With Bedbugs, Some People See Pests, Others See Profits
30 September 2010
Entomologist Jeff White holds a container of live bed bugs at the North American Bed Bug Summit in Rosemont, Illinois, on September 21st
This is the VOA Special English Economics Report.
They are not even five millimeters long and cannot fly or jump. Yet bedbugs strike fear in homeowners and business owners. Well, not all business owners. Some see money in these little bloodsuckers.
Missy Henriksen speaks for the National Pest Management Association.
MISSY HENRIKSEN: "We are now seeing bedbugs in what we would consider to be atypical locations: schools and hospitals, retail locations, movie theaters. So, as the numbers have grown, those bed bugs are spreading out and traveling along with people."

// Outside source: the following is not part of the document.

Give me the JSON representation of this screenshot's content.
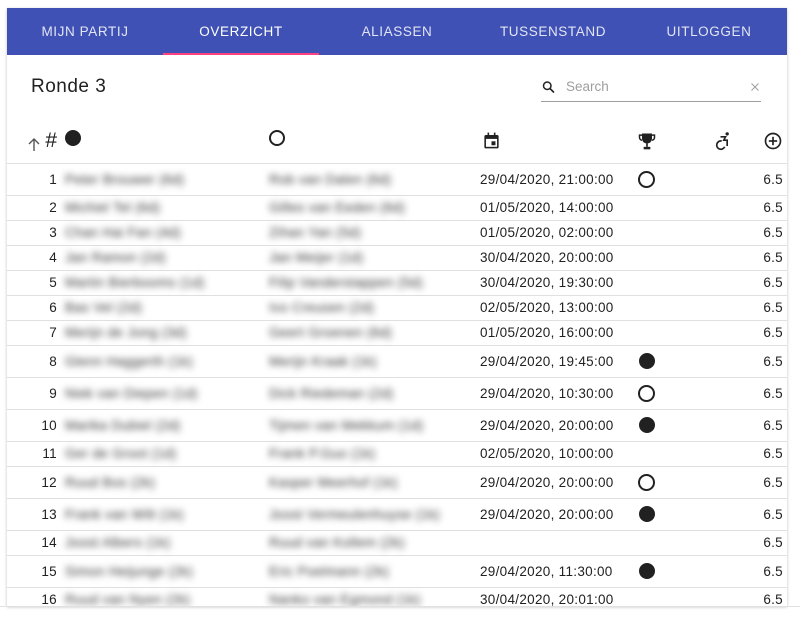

A common bedbug full of blood after feeding on a human arm
New York and other cities have outbreaks. But the United States is not the only country affected.
Jeff White is an insect expert who hosts Bed Bug TV on the website BedBug Central.
JEFF WHITE: "What has caused this rapid expansion of bedbug infestations -- and the world for that matter -- is the lack of public awareness."
Mr. White says bedbugs nearly disappeared from the United States for fifty or sixty years. Now researchers are looking for faster, safer ways to control them without the kinds of poisons used in the past.